Uluslararası Finans Kuruluşu (IFC) sürdürülebilir finansı, sosyal ve çevresel faktörlerin banka ve finans kuruluşlarının faaliyetlerine entegre edilerek bu kapsamda oluşan risklerin daha iyi yönetilmesi ve bu alanlarda ortaya çıkan fırsatların değerlendirilmesi olarak tanımlıyor. Avrupa Komisyonu'nun tanımına göre ise sürdürülebilir finans, finans sektöründe yatırım kararları alınırken çevresel, sosyal ve yönetişim (ESG) faktörlerinin dikkate alınmasını ifade ediyor.

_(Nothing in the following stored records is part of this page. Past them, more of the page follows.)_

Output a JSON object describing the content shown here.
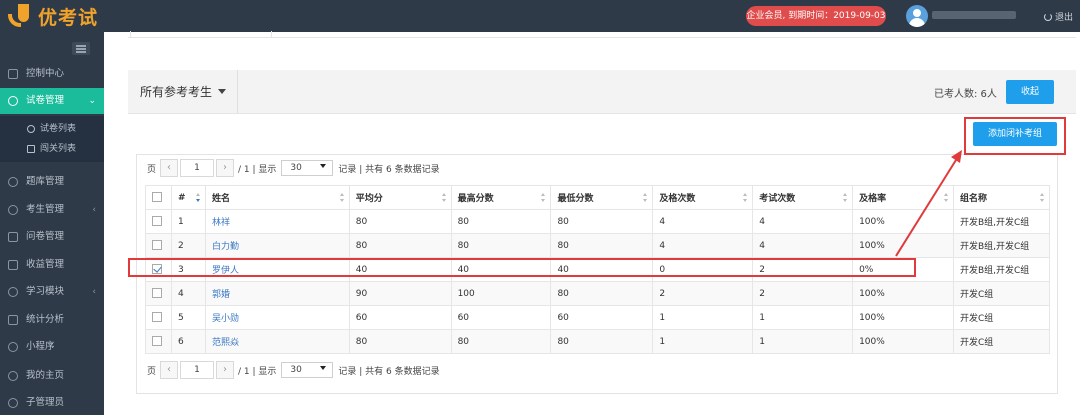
{
  "app": {
    "logo_text": "优考试",
    "vip_badge": "企业会员, 到期时间：2019-09-03",
    "logout_label": "退出"
  },
  "sidebar": {
    "items": [
      {
        "label": "控制中心",
        "icon": "home-icon"
      },
      {
        "label": "试卷管理",
        "icon": "check-circle-icon",
        "active": true
      },
      {
        "label": "题库管理",
        "icon": "question-icon"
      },
      {
        "label": "考生管理",
        "icon": "user-icon"
      },
      {
        "label": "问卷管理",
        "icon": "survey-icon"
      },
      {
        "label": "收益管理",
        "icon": "wallet-icon"
      },
      {
        "label": "学习模块",
        "icon": "graduation-icon"
      },
      {
        "label": "统计分析",
        "icon": "chart-icon"
      },
      {
        "label": "小程序",
        "icon": "wechat-icon"
      },
      {
        "label": "我的主页",
        "icon": "person-icon"
      },
      {
        "label": "子管理员",
        "icon": "admin-icon"
      }
    ],
    "subitems": [
      {
        "label": "试卷列表",
        "icon": "check-circle-icon"
      },
      {
        "label": "闯关列表",
        "icon": "shuffle-icon"
      }
    ]
  },
  "header": {
    "filter_label": "所有参考考生",
    "examined_text": "已考人数: 6人",
    "collapse_label": "收起"
  },
  "add_group_label": "添加闭补考组",
  "pager": {
    "prefix": "页",
    "prev": "‹",
    "current_page": "1",
    "next": "›",
    "total_pages": "/ 1 | 显示",
    "page_size": "30",
    "summary": "记录 | 共有 6 条数据记录"
  },
  "table": {
    "columns": [
      "#",
      "姓名",
      "平均分",
      "最高分数",
      "最低分数",
      "及格次数",
      "考试次数",
      "及格率",
      "组名称"
    ],
    "rows": [
      {
        "checked": false,
        "num": "1",
        "name": "林祥",
        "avg": "80",
        "max": "80",
        "min": "80",
        "pass": "4",
        "times": "4",
        "rate": "100%",
        "group": "开发B组,开发C组"
      },
      {
        "checked": false,
        "num": "2",
        "name": "白力勤",
        "avg": "80",
        "max": "80",
        "min": "80",
        "pass": "4",
        "times": "4",
        "rate": "100%",
        "group": "开发B组,开发C组"
      },
      {
        "checked": true,
        "num": "3",
        "name": "罗伊人",
        "avg": "40",
        "max": "40",
        "min": "40",
        "pass": "0",
        "times": "2",
        "rate": "0%",
        "group": "开发B组,开发C组"
      },
      {
        "checked": false,
        "num": "4",
        "name": "郭婚",
        "avg": "90",
        "max": "100",
        "min": "80",
        "pass": "2",
        "times": "2",
        "rate": "100%",
        "group": "开发C组"
      },
      {
        "checked": false,
        "num": "5",
        "name": "吴小勋",
        "avg": "60",
        "max": "60",
        "min": "60",
        "pass": "1",
        "times": "1",
        "rate": "100%",
        "group": "开发C组"
      },
      {
        "checked": false,
        "num": "6",
        "name": "范熙焱",
        "avg": "80",
        "max": "80",
        "min": "80",
        "pass": "1",
        "times": "1",
        "rate": "100%",
        "group": "开发C组"
      }
    ]
  },
  "colors": {
    "sidebar_bg": "#2f3a48",
    "active": "#1abc9c",
    "primary": "#1e9eeb",
    "highlight": "#e03a3a",
    "link": "#3a78c3"
  }
}
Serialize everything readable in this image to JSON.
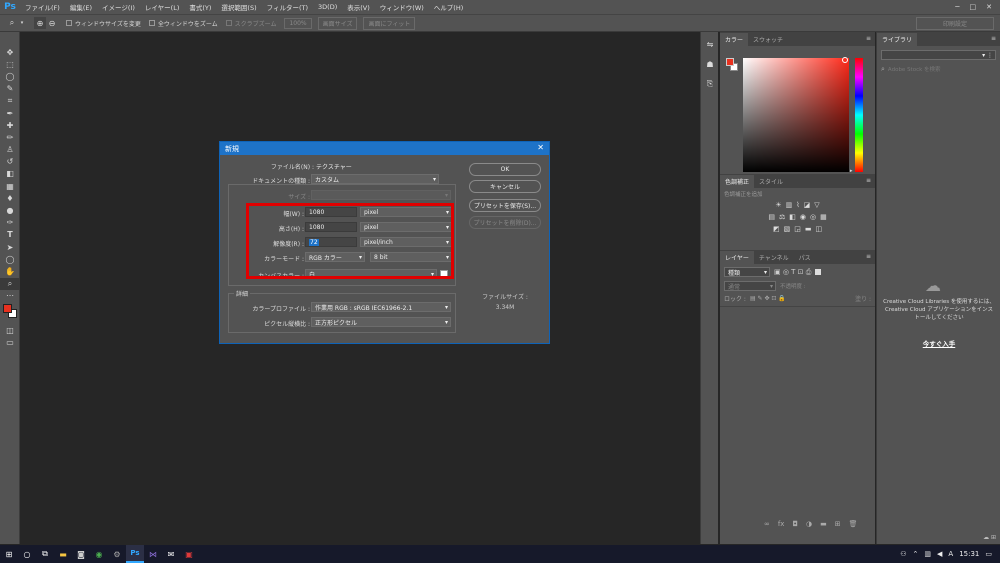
{
  "menubar": {
    "logo": "Ps",
    "items": [
      "ファイル(F)",
      "編集(E)",
      "イメージ(I)",
      "レイヤー(L)",
      "書式(Y)",
      "選択範囲(S)",
      "フィルター(T)",
      "3D(D)",
      "表示(V)",
      "ウィンドウ(W)",
      "ヘルプ(H)"
    ]
  },
  "optionsbar": {
    "resize_windows": "ウィンドウサイズを変更",
    "zoom_all": "全ウィンドウをズーム",
    "scrubby_zoom": "スクラブズーム",
    "actual_pixels": "100%",
    "fit_screen": "画面サイズ",
    "fill_screen": "画面にフィット",
    "print_size": "印刷設定"
  },
  "dialog": {
    "title": "新規",
    "file_name_label": "ファイル名(N) :",
    "file_name_value": "テクスチャー",
    "doc_type_label": "ドキュメントの種類 :",
    "doc_type_value": "カスタム",
    "size_label": "サイズ :",
    "width_label": "幅(W) :",
    "width_value": "1080",
    "width_unit": "pixel",
    "height_label": "高さ(H) :",
    "height_value": "1080",
    "height_unit": "pixel",
    "resolution_label": "解像度(R) :",
    "resolution_value": "72",
    "resolution_unit": "pixel/inch",
    "color_mode_label": "カラーモード :",
    "color_mode_value": "RGB カラー",
    "bit_depth_value": "8 bit",
    "canvas_color_label": "カンバスカラー :",
    "canvas_color_value": "白",
    "advanced_label": "詳細",
    "color_profile_label": "カラープロファイル :",
    "color_profile_value": "作業用 RGB : sRGB IEC61966-2.1",
    "pixel_aspect_label": "ピクセル縦横比 :",
    "pixel_aspect_value": "正方形ピクセル",
    "ok_label": "OK",
    "cancel_label": "キャンセル",
    "save_preset_label": "プリセットを保存(S)...",
    "delete_preset_label": "プリセットを削除(D)...",
    "file_size_label": "ファイルサイズ :",
    "file_size_value": "3.34M"
  },
  "panels": {
    "color_tabs": [
      "カラー",
      "スウォッチ"
    ],
    "adjust_tabs": [
      "色調補正",
      "スタイル"
    ],
    "adjust_hint": "色調補正を追加",
    "layer_tabs": [
      "レイヤー",
      "チャンネル",
      "パス"
    ],
    "layer_kind": "種類",
    "blend_mode": "通常",
    "opacity_label": "不透明度 :",
    "lock_label": "ロック :",
    "fill_label": "塗り :"
  },
  "library": {
    "tab": "ライブラリ",
    "search_placeholder": "Adobe Stock を検索",
    "message": "Creative Cloud Libraries を使用するには、Creative Cloud アプリケーションをインストールしてください",
    "install_link": "今すぐ入手"
  },
  "taskbar": {
    "time": "15:31",
    "ime": "A"
  },
  "colors": {
    "highlight": "#e00000",
    "foreground": "#e8311f",
    "background": "#ffffff",
    "ps_blue": "#31a8ff"
  }
}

DOĞRU BİLİNEN YANLIŞLAR VE KAVRAM KARMAŞALARI
Sürdürülebilir finans konusunda yaygın yanılgılardan biri, sadece çevresel projelere odaklanılması gerektiğidir. Oysa sürdürülebilir finans, sosyal ve yönetişim alanlarını da kapsıyor. Sürdürülebilir finans, hem bugün çevre dostu olan faaliyetlerin (yeşil finans) hem de zamanla çevre dostu performans seviyelerine geçiş yapacak olan faaliyetlerin (geçiş finansmanı) finansmanını kapsar. Sürdürülebilir finansın bir alt kümesi olan yeşil finans ile sadece çevresel riskler dikkate alınırken, sürdürülebilir finans kapsamında ESG kriterleri de değerlendirmeye katılır.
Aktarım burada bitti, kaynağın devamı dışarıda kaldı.